Decision Making and Reinforcement Learning in Complex Environments
Many outdoor enviroments are unstructured and spatiotemporal which can cause uncertain behavivors of robots. For example, the motion of aquatic vehicles in the water or aerial vehicles in the air can be highly uncertain/stochastic. The decision making (or planning under uncertainty) allows a robot to effectively reject action stochasticity caused by external disturbances.
Time-Varying Markov Decision Processes:
We developed a framework called time-varying Markov Decision Process (TVMDP). The new framework does not need to increase state space or discretize time. Specifically, the TVMDP is built upon an upgraded transition model that varies both spatially and temporally, with an underlying computing mechanism that can be imagined as value iterations combining both spatial "expansion" and temporal "evolution". Such a framework is able to integrate a future horizon of environmental dynamics and produce highly accurate action policies under the spatio-temporal disturbances that are caused by, e.g, tidal and/or air turbulence.
Left: flow pattern near San Francisco Bay (by F. Baart et al). Middle: without considering the time-varying aspect of disturbance, the robot's trajectory makes unnecessary detours. Right: trajectory produced by a decision-making strategy that has integrated prediction of ocean currents near southern California.
State-Continuity Approximation of Markov Decision Processes:
We developed a solution to the MDP based decision-theoretic planning problem using a continuous approximation of the underlying discrete value functions. This approach allows us to obtain an accurate and continuous form of value function even with a small number of states from a very low resolution of state space. We achieved this by taking advantage of the second order Taylor expansion to approximate the value function, where the value function is modeled as a boundary-conditioned partial differential equation which can be naturally solved using a finite element method.
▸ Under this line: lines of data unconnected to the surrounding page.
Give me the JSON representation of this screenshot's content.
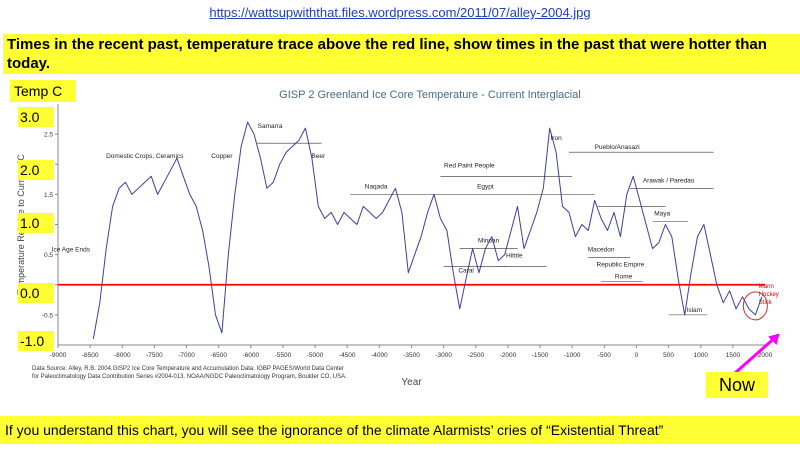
{
  "url": "https://wattsupwiththat.files.wordpress.com/2011/07/alley-2004.jpg",
  "headline": "Times in the recent past, temperature trace above the red line, show times in the past that were hotter than today.",
  "temp_label": "Temp C",
  "now_label": "Now",
  "bottom_text": "If you understand this chart, you will see the ignorance of the climate Alarmists’ cries of “Existential Threat”",
  "source_text": "Data Source: Alley, R.B.  2004.GISP2 Ice Core Temperature and Accumulation Data.  IGBP PAGES/World Data Center for Paleoclimatology Data Contribution Series #2004-013. NOAA/NGDC Paleoclimatology Program, Boulder CO, USA.",
  "colors": {
    "trace": "#3f3f9f",
    "zero_line": "#ff0000",
    "highlight": "#ffff33",
    "arrow": "#ff00ff"
  },
  "chart_data": {
    "type": "line",
    "title": "GISP 2 Greenland Ice Core Temperature - Current Interglacial",
    "xlabel": "Year",
    "ylabel": "Temperature Relative to Current °C",
    "xlim": [
      -9000,
      2000
    ],
    "ylim": [
      -1.0,
      3.0
    ],
    "x_ticks": [
      -9000,
      -8500,
      -8000,
      -7500,
      -7000,
      -6500,
      -6000,
      -5500,
      -5000,
      -4500,
      -4000,
      -3500,
      -3000,
      -2500,
      -2000,
      -1500,
      -1000,
      -500,
      0,
      500,
      1000,
      1500,
      2000
    ],
    "y_ticks": [
      -0.5,
      0,
      0.5,
      1,
      1.5,
      2,
      2.5
    ],
    "y_overlay_labels": [
      "3.0",
      "2.0",
      "1.0",
      "0.0",
      "-1.0"
    ],
    "grid": false,
    "reference_line": {
      "y": 0,
      "color": "red"
    },
    "series": [
      {
        "x": [
          -8450,
          -8350,
          -8250,
          -8150,
          -8050,
          -7950,
          -7850,
          -7750,
          -7650,
          -7550,
          -7450,
          -7350,
          -7250,
          -7150,
          -7050,
          -6950,
          -6850,
          -6750,
          -6650,
          -6550,
          -6450,
          -6350,
          -6250,
          -6150,
          -6050,
          -5950,
          -5850,
          -5750,
          -5650,
          -5550,
          -5450,
          -5350,
          -5250,
          -5150,
          -5050,
          -4950,
          -4850,
          -4750,
          -4650,
          -4550,
          -4450,
          -4350,
          -4250,
          -4150,
          -4050,
          -3950,
          -3850,
          -3750,
          -3650,
          -3550,
          -3450,
          -3350,
          -3250,
          -3150,
          -3050,
          -2950,
          -2850,
          -2750,
          -2650,
          -2550,
          -2450,
          -2350,
          -2250,
          -2150,
          -2050,
          -1950,
          -1850,
          -1750,
          -1650,
          -1550,
          -1450,
          -1350,
          -1250,
          -1150,
          -1050,
          -950,
          -850,
          -750,
          -650,
          -550,
          -450,
          -350,
          -250,
          -150,
          -50,
          50,
          150,
          250,
          350,
          450,
          550,
          650,
          750,
          850,
          950,
          1050,
          1150,
          1250,
          1350,
          1450,
          1550,
          1650,
          1750,
          1850,
          1950
        ],
        "y": [
          -0.9,
          -0.3,
          0.6,
          1.3,
          1.6,
          1.7,
          1.5,
          1.6,
          1.7,
          1.8,
          1.5,
          1.7,
          1.9,
          2.1,
          1.8,
          1.5,
          1.3,
          0.9,
          0.3,
          -0.5,
          -0.8,
          0.5,
          1.5,
          2.3,
          2.7,
          2.5,
          2.1,
          1.6,
          1.7,
          2.0,
          2.2,
          2.3,
          2.4,
          2.6,
          2.1,
          1.3,
          1.1,
          1.2,
          1.0,
          1.2,
          1.1,
          1.0,
          1.3,
          1.2,
          1.1,
          1.2,
          1.4,
          1.6,
          1.2,
          0.2,
          0.5,
          0.8,
          1.2,
          1.5,
          1.1,
          0.9,
          0.2,
          -0.4,
          0.1,
          0.6,
          0.2,
          0.6,
          0.8,
          0.4,
          0.5,
          0.9,
          1.3,
          0.6,
          0.9,
          1.2,
          1.6,
          2.6,
          2.2,
          1.3,
          1.2,
          0.8,
          1.0,
          0.9,
          1.4,
          1.1,
          0.9,
          1.2,
          0.8,
          1.5,
          1.8,
          1.4,
          1.0,
          0.6,
          0.7,
          1.0,
          0.8,
          0.1,
          -0.5,
          0.2,
          0.8,
          1.0,
          0.5,
          0.0,
          -0.3,
          -0.1,
          -0.4,
          -0.2,
          -0.4,
          -0.5,
          -0.2
        ]
      }
    ],
    "annotations": [
      {
        "text": "Ice Age Ends",
        "x": -8800,
        "y": 0.55
      },
      {
        "text": "Domestic Crops, Ceramics",
        "x": -7650,
        "y": 2.1
      },
      {
        "text": "Copper",
        "x": -6450,
        "y": 2.1
      },
      {
        "text": "Samarra",
        "x": -5700,
        "y": 2.6
      },
      {
        "text": "Beer",
        "x": -4950,
        "y": 2.1
      },
      {
        "text": "Naqada",
        "x": -4050,
        "y": 1.6
      },
      {
        "text": "Red Paint People",
        "x": -2600,
        "y": 1.95
      },
      {
        "text": "Iron",
        "x": -1250,
        "y": 2.4
      },
      {
        "text": "Pueblo/Anasazi",
        "x": -300,
        "y": 2.25
      },
      {
        "text": "Egypt",
        "x": -2350,
        "y": 1.6
      },
      {
        "text": "Arawak / Paredao",
        "x": 500,
        "y": 1.7
      },
      {
        "text": "Maya",
        "x": 400,
        "y": 1.15
      },
      {
        "text": "Minoan",
        "x": -2300,
        "y": 0.7
      },
      {
        "text": "Hittite",
        "x": -1900,
        "y": 0.45
      },
      {
        "text": "Macedon",
        "x": -550,
        "y": 0.55
      },
      {
        "text": "Republic  Empire",
        "x": -250,
        "y": 0.3
      },
      {
        "text": "Caral",
        "x": -2650,
        "y": 0.2
      },
      {
        "text": "Rome",
        "x": -200,
        "y": 0.1
      },
      {
        "text": "Islam",
        "x": 900,
        "y": -0.45
      },
      {
        "text": "Mann Hockey Stick",
        "x": 1950,
        "y": -0.05
      }
    ]
  }
}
Our extensive simulations and the evaluations reveal that our solution provides continuous value functions, leading to better path results in terms of path smoothness, travel distance and time costs, even with a smaller state space.
Left: MDP policy iteration with continuous value approximation by finite element analysis. Middle: MDP policy iteration with exact discrete policy iteration on high-resolution states (traditional). Right: Goal-oriented planner without motion uncertainty (policy) optimization.
Action Learning with Visual Perception:
We recently developed a method for exploring and monitoring coral reef habitats using an autonomous underwater vehicle (AUV) equipped with an onboard camera. To accomplish this task, the vehicle needs to learn to detect and classify different coral species, and also make motion decisions for exploring larger unknown areas while trying to detect as more corals (with species labels) as possible. We propose a systematic framework that integrates object detection, occupancy grid mapping, and reinforcement learning methods. To enable the vehicle to adjudicate decisions between exploration of larger space and exploitation of promising areas, we propose a reward function that combines both an information-theoretic objective for environment spatial coverage and an ingredient that encourages coral detection. We have validated the proposed method through extensive simulations, and the results show that our approach can achieve a good performance even by training with a small number of images (50 images in total) collected in the simulator.
Left: An illustration of the system that enables the AUV to autonomously explore and monitor the coral habitats in unknown environments. The YOLOv3 detector processes the images captured by an onboard camera. The obtained coral species distribution is used to update the occupancy grid map of the environment. The AUV's motion decision is then computed based on the updated map and the current pose of the vehicle. Right: An illustration of the camera setup. The camera is mounted underneath the AUV. We set the camera to look downward (indicated by the red arrow) so that each image pixel has the same depth value. The red and gray areas denote the grids that are inside and outside the camera's field of view, respectively.
Evaluation of the YOLOv3 coral detection and recognition (different coral species).